Friday, November 6, 2015

Seven Things SLPs Want You to Know About Feeding Tubes

Talking About Tubes

A new order for an ST eval is always exciting because you never know what to expect. 
Caring for a new feeding tube can be overwhelming and confusing for patients and caregivers.

These thoughts came to mind today as I was taking a medical history from the son of my new patient. I was excited to be there. He was overwhelmed and confused.

His 88 year old mother was discharged from a skilled nursing facility two days prior to my visit. She had experienced a stroke "somewhere back there" and had a brand new feeding tube "because she failed the swallowing test."

Does this sound familiar?

He could not relate any specific information about the stroke or the feeding tube, but now, he is in charge of the daily care of a stroke victim and the daily operation of a feeding tube. That's scary!

To make matters worse, her discharge from SNF to home was poorly planned. She arrived home without any medical equipment. In fact, the son told me the feeding pump she was using had been "borrowed from the rehab place." Oh my!

I worked hard to contain myself from dropping my jaw as the son answered my questions and explained the situation. No matter the circumstances, it was obvious:  she needed equipment and he needed education.

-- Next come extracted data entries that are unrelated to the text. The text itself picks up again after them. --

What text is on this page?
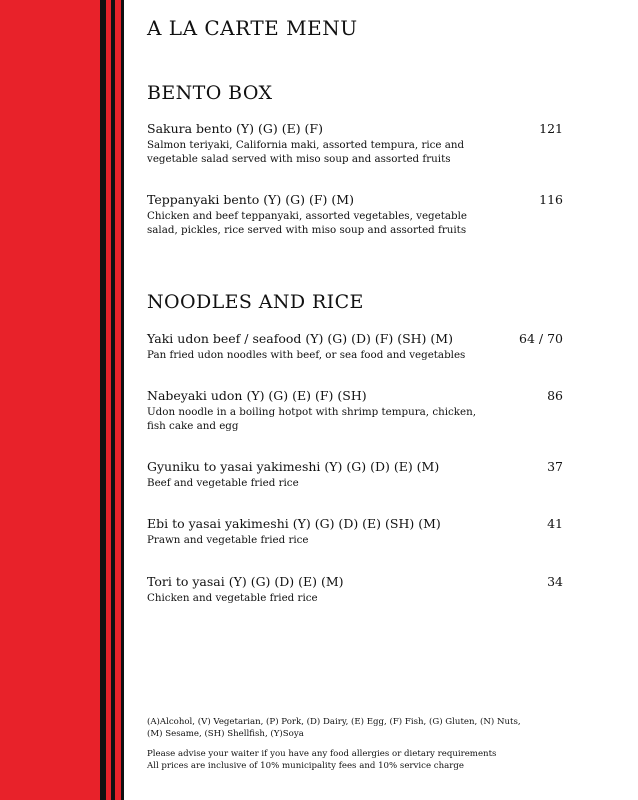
A LA CARTE MENU
BENTO BOX
Sakura bento (Y) (G) (E) (F)	121
Salmon teriyaki, California maki, assorted tempura, rice and vegetable salad served with miso soup and assorted fruits
Teppanyaki bento (Y) (G) (F) (M)	116
Chicken and beef teppanyaki, assorted vegetables, vegetable salad, pickles, rice served with miso soup and assorted fruits
NOODLES AND RICE
Yaki udon beef / seafood (Y) (G) (D) (F) (SH) (M)	64 / 70
Pan fried udon noodles with beef, or sea food and vegetables
Nabeyaki udon (Y) (G) (E) (F) (SH)	86
Udon noodle in a boiling hotpot with shrimp tempura, chicken, fish cake and egg
Gyuniku to yasai yakimeshi (Y) (G) (D) (E) (M)	37
Beef and vegetable fried rice
Ebi to yasai yakimeshi (Y) (G) (D) (E) (SH) (M)	41
Prawn and vegetable fried rice
Tori to yasai (Y) (G) (D) (E) (M)	34
Chicken and vegetable fried rice

(A)Alcohol, (V) Vegetarian, (P) Pork, (D) Dairy, (E) Egg, (F) Fish, (G) Gluten, (N) Nuts,

(M) Sesame, (SH) Shellfish, (Y)Soya

Please advise your waiter if you have any food allergies or dietary requirements

All prices are inclusive of 10% municipality fees and 10% service charge
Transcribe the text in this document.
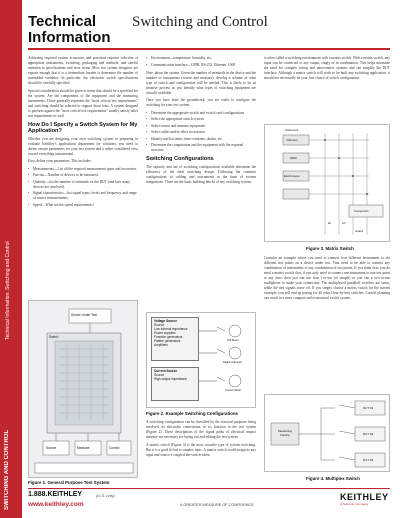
Technical Information: Switching and Control
SWITCHING AND CONTROL
Technical Information
Switching and Control

Achieving required system accuracies and precision requires selection of appropriate instruments, switching, packaging and methods, and careful attention to specifications and error terms. Most test system designers are experts enough that it is a tremendous burden to determine the number of assembled variables. In particular, the electronic switch specifications should be carefully specified.

Special consideration should be given to items that should be a specified for the system. Are the components of the equipment and the measuring instruments. Those generally represent the "most critical test requirements" and switching should be selected to support those tests. A system designed to perform against the "most critical test requirements" usually satisfy other test requirements as well.

How Do I Specify a Switch System for My Application?

Whether you are designing your own switching system or preparing to evaluate Keithley's applications department for solutions, you need to define certain parameters for your test system and a rather considered view toward everything instrumental.

First, define your parameters. This includes:

• Measurements—List all the required measurement types and accuracies.
• Fan-out—Number of devices to be measured.
• Quantity—list the number of terminals on the DUT (and how many devices are involved).
• Signal characteristics—list signal types, levels and frequency, and range of source measurements.
• Speed—What are the speed requirements?
Device Under Test
Switch
Source	Measure	Control
Figure 1. General Purpose Test System
• Environment—temperature, humidity, etc.
• Communication interface—GPIB, RS-232, Ethernet, USB

Note, about the system. Given the number of terminals in the device and the number of instruments (source and measure), develop a scheme of what type of switch and configuration will be needed. This is likely to be an iterative process as you identify what types of switching equipment are actually available.

Once you have done the groundwork, you are ready to configure the switching for your test system:

• Determine the appropriate switch and switch card configurations
• Select the appropriate switch system
• Select source and measure equipment
• Select cables and/or other accessories
• Identify and list times, time constants, diodes, etc.
• Determine the computation and the equipment with the required structure
Switching Configurations

The capacity and use of switching configurations available determine the efficiency of the final switching design. Following the common configurations of cabling and instruments in the form of system integrations. Three are the basic building blocks of any switching system.

Voltage Source
Source
Low internal impedance
Power supplies
Function generators
Pattern generators
Amplifiers
Current Source
Source
High output impedance
Volt Meter
Digital Voltmeter
Current Meter
Figure 2. Example Switching Configurations

A switching configuration can be classified by the classical purposes being involved, its electronic connections, or its function in the test system (Figure 2). These descriptions of the signal paths of electrical impact measure are necessary for laying out and editing the test system.

A matrix switch (Figure 3) is the most versatile type of system switching. But it is a good fit but a complex topic. A matrix switch could assign its any input and source a coupled-the-switch when.

is often called a switching environment with a matrix switch. With a matrix switch, any input can be connected to any output, singly or in combination. This helps minimize the need for complex wiring and interconnect systems and can simplify the DUT interface. Although a matrix switch will work to be built any switching application, it should not necessarily be your first choice of switch configuration.

Instrument
Voltmeter
DMM
Electrometer
Component
HI	LO
Guard
Figure 3. Matrix Switch

Consider an example where you need to connect four different instruments to ten different test points on a device under test. Your need to be able to connect any combination of instruments to any combination of test points. If you think first, you do need a matrix switch that, if you only need to connect one instrument to one test point at any time, then you can use four 1-to-ten (or simple) or you can a two-to-one multiplexer to make your connection. The multiplexed (parallel) switches are faster, while the tied signals come off. If you simply choose a matrix switch for the current example, you will end up paying for 40 relay (four-by-ten) switches. Careful planning can result in a more compact and economical switch system.

Measuring Device
DUT #1
DUT #2
DUT #3
Figure 4. Multiplex Switch
1.888.KEITHLEY	(U.S. only)
www.keithley.com	A GREATER MEASURE OF CONFIDENCE
KEITHLEY
A Tektronix Company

Though I'm limited in what I can do to solve an equipment problem, I felt I could provide some helpful information about feeding tubes. Here are the 7 things I told him:

What Your SLP Wants You to Know 
About Feeding Tubes

1.  You can still aspirate!

Even though the nutrition being provided by a feeding tube bypasses the problem areas (mouth, larynx, esophagus), feeding tubes are not guaranteed to prevent aspiration. Families need to know that saliva, secretions and stomach contents can be aspirated.

2. Oral care is super important

Because saliva and secretions can be aspirated, it is important to keep the mouth as clean as possible. Routine oral care helps to reduce the amount of bacteria in the mouth, thereby reducing the risk of pneumonia in the event of an aspiration.

3. The head of the bed should always be elevated to 30 degrees

Digestion is improved and reflux is reduced by simply elevating the head.  Propping the head and shoulders on pillows or adjusting the head of the bed to a 30 degree angle reduces the risk of aspiration. Gravity is a wonderful thing. 

4. There are continuous feedings

Feeding pumps regulate and deliver continuous feedings. These feedings occur at a certain rate and are delivered over a predetermined amount of time. The flow rate and feeding schedule are ordered by a doctor. The feeling of continuous feeding can be compared to the sensation of fullness when continuously snacking- you're never really hungry. While a pump may be necessary during acute illness, it may be impractical as you become for active.

5.  There are bolus feedings

Bolus feedings involve administering a specific volume of formula at a specific time of the day. A doctor sets the feeding amount and schedule. Either a gravity drip or a large syringe is used to deliver formula, water and medications. Bolus feedings approximate the sensation of fullness you experience after consuming a complete meal. Since there are long intervals of time in between the feedings, a person may experience the sensation of being hungry. Because a large volume of liquid is quickly entering the body, some have trouble tolerating bolus feedings. 

6. Speech pathologist are permitted to work around your restrictions

Feeding tubes are often inserted due to dysphagia (swallowing difficulties) and come with an NPO (nothing by mouth) restriction. When a patient is placed on NPO status, it doesn't automatically mean that he will never, ever eat or drink anything ever again.  With MD authorization  and as judged clinically appropriate, speech pathologists are able to introduce small amounts of food or liquid into treatment sessions for the purpose of assessing swallow function and safety. While these therapeutic trials are carefully planned and are an important part of helping you reach your treatment goals, patients should continue to follow NPO restrictions outside of treatment sessions.

7.  If you cheat, we want to know

Sometimes, as patients progress, they are tempted to disregard their NPO status. They may take a few sips of water, one good slurp of coffee or a bite of birthday cake. No matter what it is that tempts them, patients are encouraged to tell their therapist if they are eating or drinking anything outside of a supervised therapy session. Reporting these cheats provides valuable information to the therapist about swallow function and safety. Depending on the circumstances and/or the outcome the patient experienced, unsupervised cheats may:  reinforce the need for NPO status, explain that mysterious new pneumonia diagnosis or lead to a therapeutic progression of oral intake. No matter what a patient chooses, it is important to emphasize that honesty is the best policy.

The use of feeding tubes is increasingly common, and due to the aging of America, their rate of placement continues to rise each year.  The most common primary diagnoses among patients receiving feeding tubes are dementia (25-50%), stroke (50-75%) and head and neck cancer (60-70%). As an SLP, if you work with patients in any of these populations, it is important to be prepared to provide education, answer questions and make recommendations regarding feeding tubes. 

If you are a patient, family member or caregiver that is just becoming familiar with the basic operations of a feeding tube, remember your SLP can be a great source of information and support.

Don't be afraid of the answers, be afraid of not asking the questions.